There is a risk that you may develop crampy pains within the biceps muscle.  This is more common with a tenodesis than a tenotomy.

There is a risk of developing a “popeye” sign, in which the biceps muscle will look more prominent in the arm.  This is named after “Popeye the sailor man” and is more common with a tenotomy than a tenodesis.

After Surgery


Local anaesthetic or a nerve block will be used during the operation and so you will feel comfortable when you first wake up.  The nerve block can make your whole arm feel numb.  This can last up to 12 hours but the shoulder may be sore after it wears off.  You will be given a combination of pain killers to go home with.  It is important that you take regular pain relief so that you can start moving your arm early.  

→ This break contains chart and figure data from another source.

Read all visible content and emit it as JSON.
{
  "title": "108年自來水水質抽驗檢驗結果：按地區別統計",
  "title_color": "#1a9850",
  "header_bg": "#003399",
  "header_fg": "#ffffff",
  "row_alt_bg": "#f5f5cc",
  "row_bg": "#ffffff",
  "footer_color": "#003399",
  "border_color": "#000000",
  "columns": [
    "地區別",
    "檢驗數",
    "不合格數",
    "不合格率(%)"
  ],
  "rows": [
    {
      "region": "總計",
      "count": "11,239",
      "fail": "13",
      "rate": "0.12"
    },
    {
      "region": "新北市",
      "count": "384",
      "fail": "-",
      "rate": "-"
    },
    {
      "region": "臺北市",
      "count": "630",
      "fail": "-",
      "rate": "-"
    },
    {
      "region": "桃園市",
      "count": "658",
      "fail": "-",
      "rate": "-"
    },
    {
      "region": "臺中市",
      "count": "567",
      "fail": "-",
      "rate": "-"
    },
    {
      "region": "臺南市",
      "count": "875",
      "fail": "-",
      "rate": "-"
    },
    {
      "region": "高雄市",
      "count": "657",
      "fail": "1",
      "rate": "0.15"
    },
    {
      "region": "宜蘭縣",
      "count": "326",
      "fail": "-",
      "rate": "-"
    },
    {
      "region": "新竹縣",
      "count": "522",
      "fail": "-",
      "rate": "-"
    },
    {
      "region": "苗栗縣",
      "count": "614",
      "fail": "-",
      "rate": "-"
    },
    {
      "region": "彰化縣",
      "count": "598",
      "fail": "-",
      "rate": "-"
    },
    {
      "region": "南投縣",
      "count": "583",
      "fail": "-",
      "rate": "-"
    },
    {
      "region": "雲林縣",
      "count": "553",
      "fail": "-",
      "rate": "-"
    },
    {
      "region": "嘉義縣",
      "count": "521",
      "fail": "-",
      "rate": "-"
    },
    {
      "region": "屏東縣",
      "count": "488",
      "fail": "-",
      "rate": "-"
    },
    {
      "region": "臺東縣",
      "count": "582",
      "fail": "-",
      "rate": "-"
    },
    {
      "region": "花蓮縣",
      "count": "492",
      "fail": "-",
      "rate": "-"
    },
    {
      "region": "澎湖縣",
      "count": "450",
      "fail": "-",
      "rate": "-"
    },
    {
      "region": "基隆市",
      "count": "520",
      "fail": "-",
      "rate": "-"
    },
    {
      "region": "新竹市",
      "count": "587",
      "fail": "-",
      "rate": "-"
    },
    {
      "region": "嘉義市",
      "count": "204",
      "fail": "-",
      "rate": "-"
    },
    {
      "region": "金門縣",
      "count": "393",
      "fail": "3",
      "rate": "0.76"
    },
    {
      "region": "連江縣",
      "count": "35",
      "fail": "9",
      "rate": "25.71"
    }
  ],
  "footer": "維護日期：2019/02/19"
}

You may also be given an icepack.  The nurses will show you how to place the icepack on your shoulder.  The icepack should be taken off after 15 minutes  and can be used every 2 hours.

Remember, the aim of the operation is to get your arm moving normally again and so good pain relief will help you achieve this faster.  


You will wake up with your arm in a sling.  The arm should be comfortable but it is important to let the nurses know if you have pain so that further pain killers can be given.  The sling is for comfort only and so you can take it on and off as you wish.  Most patients stop using the sling within the first week following surgery.  You don’t need to wear the sling to sleep.


There will be dressings applied to the wounds following your operation.  These can occasionally come off and will need to be replaced during the first 2 weeks after surgery to protect the wound.  

The dressings are splash proof but not waterproof and so you should avoid getting them wet.

The wounds are closed using non-dissolvable stitches.  The stitches will need to be removed at 10-14 days following surgery.  The nurses will arrange this to be done at your local GP practice before you are discharged.


Physiotherapy is absolutely essential in ensuring that your shoulder fully recovers.  You will need to teach your muscles how to work properly again to prevent your symptoms coming back and to ensure you achieve a full range of movement and function.  

The physiotherapist should see you before the operation to explain some simple exercises you can do after the operation.  They will also ensure a physiotherapy appointment is made for you within 3 weeks of the operation.  Physiotherapy can be arranged local to you.  


You can drive when you feel you are safe to drive.  This means that you feel confident that you have full control of your car and are able to swerve out of the way of something in the road.  This will vary between patients but normally takes about a week.  

Return to work

This depends on what your job is.  You should be able to return to a “desk job” within a few weeks of your surgery.  If you have a more manual job it can take up to 6 weeks before you feel ready to return to work.  Please discuss this further with your surgeon or physiotherapist if you feel unsure.  A sick note can be given to you at the time of your surgery if required.  Please ask the nurses on the ward if you need one.

What to expect

Recovery following surgery can be quite variable.  Most people will be able to get rid of the sling in the first week and be using their arm comfortably below shoulder height within the first 4 weeks.  Your symptoms should be improved/improving by 3 months with the majority fully recovered by 6 months.  It can, however, take up to a year for some patients to fully improve.